Supervised machine-learning derived MS biomarker

The final comparative assessment of classifier performance provided by k-nearest neighbors, adaptive boosting and random forests, using the complete feature sets indicated a slight advantage of the random forests based classifier (Table 2). Therefore, this method was chosen as the basis for feature selection and biomarker creation.

Table 2 Test performance measures for the correct prediction of the diagnosis “multiple sclerosis” provided by different types of classifiers obtained using k-nearest neighbors (kNN), adaptive boosting or random forests. The first three implementations used the full data set with d = 43 lipid markers. Subsequently, a reduced eight-marker set was obtained using selection. The two columns at the right show the classification performances of a random forest and the eight-item serum lipidomics based classifier respectively biomarker with the selected features. Parameter values were obtained during 1,000 runs using Bootstrap resampling from the test data set. The non-parametric confidence intervals spanning the 2.5th to the 97.5th percentiles of 1,000 Bootstrap resampling runs are given in parentheses.

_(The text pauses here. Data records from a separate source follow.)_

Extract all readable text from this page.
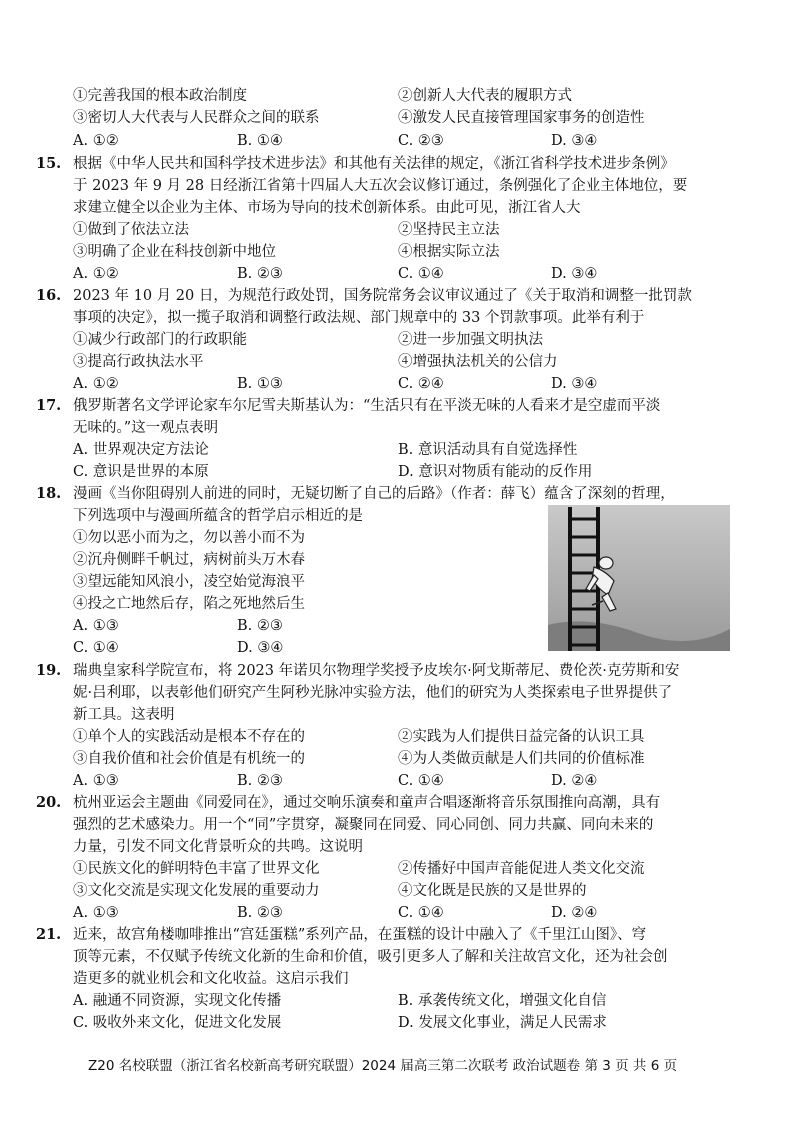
①完善我国的根本政治制度	②创新人大代表的履职方式
③密切人大代表与人民群众之间的联系	④激发人民直接管理国家事务的创造性
A. ①②	B. ①④	C. ②③	D. ③④
15. 根据《中华人民共和国科学技术进步法》和其他有关法律的规定，《浙江省科学技术进步条例》
于 2023 年 9 月 28 日经浙江省第十四届人大五次会议修订通过，条例强化了企业主体地位，要
求建立健全以企业为主体、市场为导向的技术创新体系。由此可见，浙江省人大
①做到了依法立法	②坚持民主立法
③明确了企业在科技创新中地位	④根据实际立法
A. ①②	B. ②③	C. ①④	D. ③④
16. 2023 年 10 月 20 日，为规范行政处罚，国务院常务会议审议通过了《关于取消和调整一批罚款
事项的决定》，拟一揽子取消和调整行政法规、部门规章中的 33 个罚款事项。此举有利于
①减少行政部门的行政职能	②进一步加强文明执法
③提高行政执法水平	④增强执法机关的公信力
A. ①②	B. ①③	C. ②④	D. ③④
17. 俄罗斯著名文学评论家车尔尼雪夫斯基认为：“生活只有在平淡无味的人看来才是空虚而平淡
无味的。”这一观点表明
A. 世界观决定方法论	B. 意识活动具有自觉选择性
C. 意识是世界的本原	D. 意识对物质有能动的反作用
18. 漫画《当你阻碍别人前进的同时，无疑切断了自己的后路》（作者：薛飞）蕴含了深刻的哲理，
下列选项中与漫画所蕴含的哲学启示相近的是
①勿以恶小而为之，勿以善小而不为
②沉舟侧畔千帆过，病树前头万木春
③望远能知风浪小，凌空始觉海浪平
④投之亡地然后存，陷之死地然后生
A. ①③	B. ②③
C. ①④	D. ③④
19. 瑞典皇家科学院宣布，将 2023 年诺贝尔物理学奖授予皮埃尔·阿戈斯蒂尼、费伦茨·克劳斯和安
妮·吕利耶，以表彰他们研究产生阿秒光脉冲实验方法，他们的研究为人类探索电子世界提供了
新工具。这表明
①单个人的实践活动是根本不存在的	②实践为人们提供日益完备的认识工具
③自我价值和社会价值是有机统一的	④为人类做贡献是人们共同的价值标准
A. ①③	B. ②③	C. ①④	D. ②④
20. 杭州亚运会主题曲《同爱同在》，通过交响乐演奏和童声合唱逐渐将音乐氛围推向高潮，具有
强烈的艺术感染力。用一个“同”字贯穿，凝聚同在同爱、同心同创、同力共赢、同向未来的
力量，引发不同文化背景听众的共鸣。这说明
①民族文化的鲜明特色丰富了世界文化	②传播好中国声音能促进人类文化交流
③文化交流是实现文化发展的重要动力	④文化既是民族的又是世界的
A. ①③	B. ②③	C. ①④	D. ②④
21. 近来，故宫角楼咖啡推出“宫廷蛋糕”系列产品，在蛋糕的设计中融入了《千里江山图》、穹
顶等元素，不仅赋予传统文化新的生命和价值，吸引更多人了解和关注故宫文化，还为社会创
造更多的就业机会和文化收益。这启示我们
A. 融通不同资源，实现文化传播	B. 承袭传统文化，增强文化自信
C. 吸收外来文化，促进文化发展	D. 发展文化事业，满足人民需求
Z20 名校联盟（浙江省名校新高考研究联盟）2024 届高三第二次联考 政治试题卷 第 3 页 共 6 页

A computed ABC analysis was applied to the mean decreases in classification accuracy when a particular feature was excluded from random forest building, as calculated during the feature selection step (Fig. 4A). During nested cross-validation including random forests, an out-of-bag error of 2% (range (0–9%) was observed. ABC analysis assigned 2, 3, 4, 5, 6, 7, 8, 9, or 10 items 2, 1, 1, 12, 26, 129, 549, 271 and 9 times to set “A”, respectively. The most frequent size |{ABC set A}| = 8 lipid markers, i.e., the most profitable items for classifier building from the set of candidate features (Fig. 4B), was chosen for further analysis. The eight lipid markers that were most frequently members of the ABC set “A” comprised GluCerC16, HETE15S, LPA20:4, biopterin, OEA, LacCerC24:1, PEA and C16Sphinganin, which belonged to set “A” 1000, 1000, 997, 867, 795, 791, 750, and 582 times, respectively. They were therefore, chosen as components of the final symbolic classifier. The next most frequent lipid marker, HETE12S, was observed 553 times in set “A”, the next, AEA, only 269 times, whereas 24 markers were never chosen as most profitable items. The selected features did not interfere with lipid markers for which evidence of their regulatory functions in association with differential diagnoses of MS (see methods section) was found and therefore, could be verified by experts.

Figure 4
figure 4

Feature selection and classifier performance. (A) Feature selection using random forest machine learning followed by computed ABC analysis of numerical measures of feature importance for classification. A first step of feature selection was analyzing the mean decrease of accuracy over all cross-validated predictions, i.e., the change in the number of observations that were incorrectly classified, when the respective variable was removed. The bar plot shows the decrease in accuracy, as positive values, in descending numerical order. The plot depicts one example out of 1,000 runs and therefore, the order differs from the overall importance order of the parameters as given in Table 3. (B) Subsequently, the mean decrease of accuracy associated with each variable was submitted to computed ABC analysis, which is an item selection procedure aiming at identification of most profitable items from a larger list of items. The ABC plot (blue line) shows the cumulative distribution function of the mean decreases in accuracy, along with the identity distribution, xi = constant (magenta line, i.e., each feature contributes similarly to the classification accuracy (for further details about computed ABC analysis, see73). The plot shows results of the same example run as displayed in panel A. (C) Plot of the classifier building procedure calculating test performance parameters for every possible sum of positive responses to the rules in Table 3. The solid line shows the product of sensitivity and specificity for different item sums. The dashed lines show the respective test sensitivity and specificity for every sum of positive items. The classification rule tested was “if the sum of the rules that applied was smaller than the actual iteration number then the patient belongs to the “healthy subject” group, else to the “multiple sclerosis” group. The analysis was done iteratively with item sums increasing by a value of one between each iteration. The figure has been created using the R software package (version 3.4.2 for Linux; http://CRAN.R-project.org/)43. In particular, the computed ABC analysis was performed and plotted using our R package “ABCanalysis” (http://cran.r-project.org/package=ABCanalysis)73.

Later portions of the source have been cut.